Is a taxpayer entitled to a refund and compensatory interest after annulment of illegal Stamp Tax assessments?
Yes, according to the claims presented in Process 152/2015-T, taxpayers are entitled to both restitution of amounts unduly paid and compensatory interest following annulment of illegal Stamp Tax assessments. The claimant specifically requested: (1) restitution of amounts paid on May 7, 2014, in tax enforcement proceedings (€691.10 including costs and default interest); and (2) payment of compensatory interest at the legal rate calculated from the date of payment of the undue tax until the date of effective restitution. This follows general Portuguese tax law principles that require the State to return illegally collected taxes with appropriate compensation for the period the taxpayer was deprived of those funds, ensuring full restitution and recognizing the time value of money.
How does the CAAD interpret the incidence rules of Imposto de Selo for multi-unit residential properties?

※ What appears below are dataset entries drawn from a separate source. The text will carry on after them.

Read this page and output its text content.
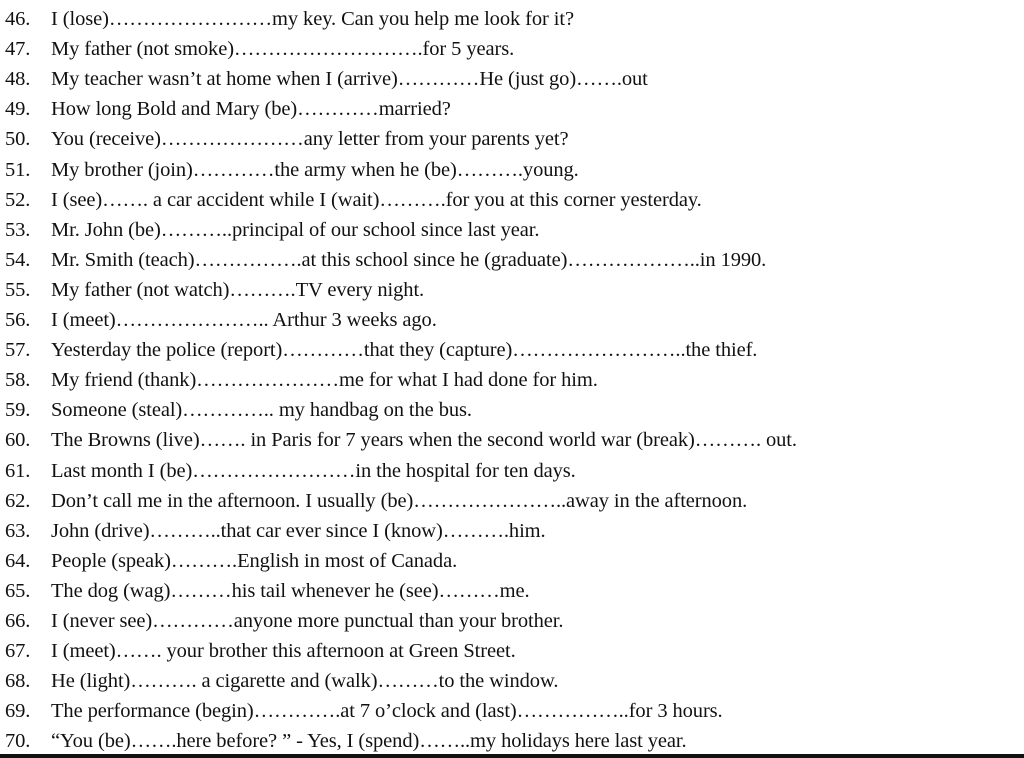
46. I (lose)……………………my key. Can you help me look for it?
47. My father (not smoke)……………………….for 5 years.
48. My teacher wasn’t at home when I (arrive)…………He (just go)…….out
49. How long Bold and Mary (be)…………married?
50. You (receive)…………………any letter from your parents yet?
51. My brother (join)…………the army when he (be)……….young.
52. I (see)……. a car accident while I (wait)……….for you at this corner yesterday.
53. Mr. John (be)………..principal of our school since last year.
54. Mr. Smith (teach)…………….at this school since he (graduate)………………..in 1990.
55. My father (not watch)……….TV every night.
56. I (meet)………………….. Arthur 3 weeks ago.
57. Yesterday the police (report)…………that they (capture)……………………..the thief.
58. My friend (thank)…………………me for what I had done for him.
59. Someone (steal)………….. my handbag on the bus.
60. The Browns (live)……. in Paris for 7 years when the second world war (break)………. out.
61. Last month I (be)……………………in the hospital for ten days.
62. Don’t call me in the afternoon. I usually (be)…………………..away in the afternoon.
63. John (drive)………..that car ever since I (know)……….him.
64. People (speak)……….English in most of Canada.
65. The dog (wag)………his tail whenever he (see)………me.
66. I (never see)…………anyone more punctual than your brother.
67. I (meet)……. your brother this afternoon at Green Street.
68. He (light)………. a cigarette and (walk)………to the window.
69. The performance (begin)………….at 7 o’clock and (last)……………..for 3 hours.
70. “You (be)…….here before? ” - Yes, I (spend)……..my holidays here last year.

The CAAD case presents competing interpretations of Imposto de Selo incidence rules for multi-unit residential properties. The claimant argues for an individualized approach: Item 28.1 TGIS should apply unit-by-unit based on each independent residential unit's taxable value, consistent with IMI assessment methodology which treats properties in vertical ownership identically to horizontal ownership (condominiums). This interpretation relies on Article 67(2) of the Stamp Tax Code's subsidiary application of IMI rules, where taxation occurs per independent unit regardless of ownership structure. The claimant contends that since Item 28.1 references 'the tax value used for IMI purposes' and IMI assesses units individually, Stamp Tax incidence must follow the same criterion. Conversely, the Tax Authority applied an aggregation approach, summing the taxable values of sixteen residential units to reach €1,139,920 and assessing Stamp Tax on this total. The resolution of this interpretative conflict determines whether multi-unit properties face Stamp Tax based on aggregate or individual unit values.